Monday, September 13, 2010

Appreciation (27) … Learning to paint by painting


Appreciation (27) … Learning to paint by painting
Torrey Orton
Sept. 13, 2010


A client who is finding his way out of depression with a paintbrush was talking about his emerging experience of learning to hold the brush correctly. Though a graphic designer by trade, he's only recently started painting seriously. It's a gift he first glimpsed around age 5, but various things kept it out of the field of his life's play. Recently in a gulf between employments, he bought a painter's kit and started in.


He works at it three hours a day. Along the way he's learning the craft by doing. Brush wielding turns out to be a critical technical foundation. As he's learned to hold the brush ever further along handle, his view of the emerging picture has developed too. Grasping the handle just behind the brush, as if taking up a pencil, pulls the eye and body down into the picture. To see the point of application, to see the perception he was creating, he had to look around the brush tip.


I was sharing this progress with another painting client, who's further down the technique path. She noted that the shift from close to more distant application involved two other moves: standing while painting and painting from the shoulder not the wrist…demonstrating as she spoke with a solid but refined flourish of an imaginary brush …much as a conductor in a delicate slow movement in a classic.


….all of which put me in mind of my own painting career – for two summers between university years as an industrial painter, of schools at the time. . and what it took to learn to paint, especially "cutting in" or edging the boundaries of a surface; if attempted with too much precision, more slips occurred; a certain flourish lightly deployed cut the best edge, sweeping lightly in from the open spaces of the surface to the boundaries and then away again with each brush load. Most satisfying, even on recollection. There was a definite flow in the process, though we lacked the concept then. Or, rather, a flow was just what wasn't wanted in a painted surface, then or now!


By the way, this was edging in pre-masking tape times (late 1950's). Similar, but less delicate, flourishes were useful in coating the concrete block walls which made up the bulk of the paintable spaces with a 6cm bristle brush 15cm long and 4cm wide. Brush work was superior to rollers because the standard union contract of the time required them – brushing took longer. The technical argument was that brushing gave better filling of the rough surfaces. Compressed air spray guns were limited to painting obscure surfaces like the 15 meter high roof of the gym with aluminium based paint…. But I regress.

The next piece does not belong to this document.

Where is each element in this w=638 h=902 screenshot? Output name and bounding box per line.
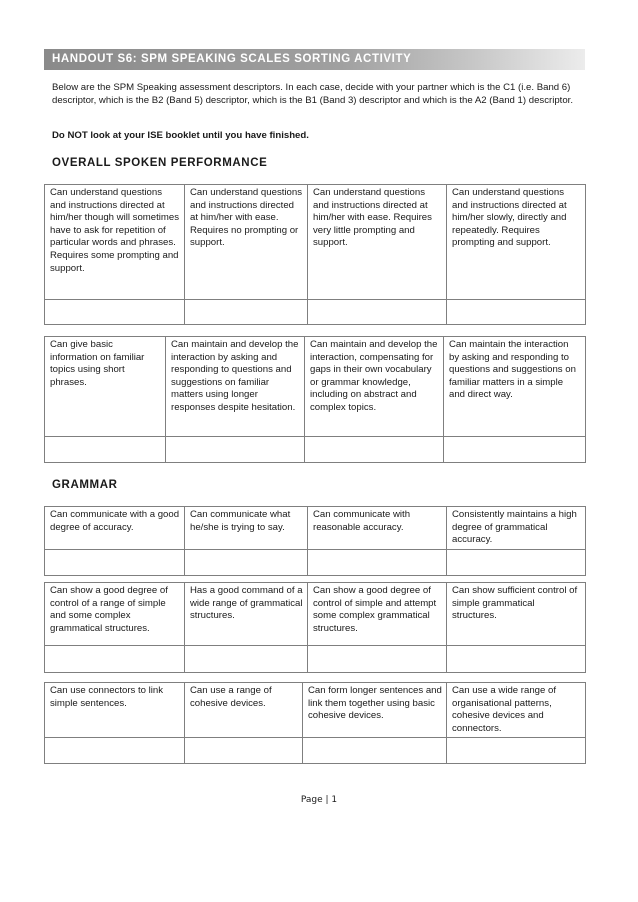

My emerging painter noted in passing that he can feel in the flow of his brush stroke that it is achieving the "look" he was seeking, that at once the body realises his unrevealed perception of the image he is producing. This has something to do with what is recently applauded as the muscle memory. The applause is only partially warranted since it takes the concerted effort of all muscles to train a few in a specific way, in other words a consciousness not just a body, arm or eyelids, among the subcomponents.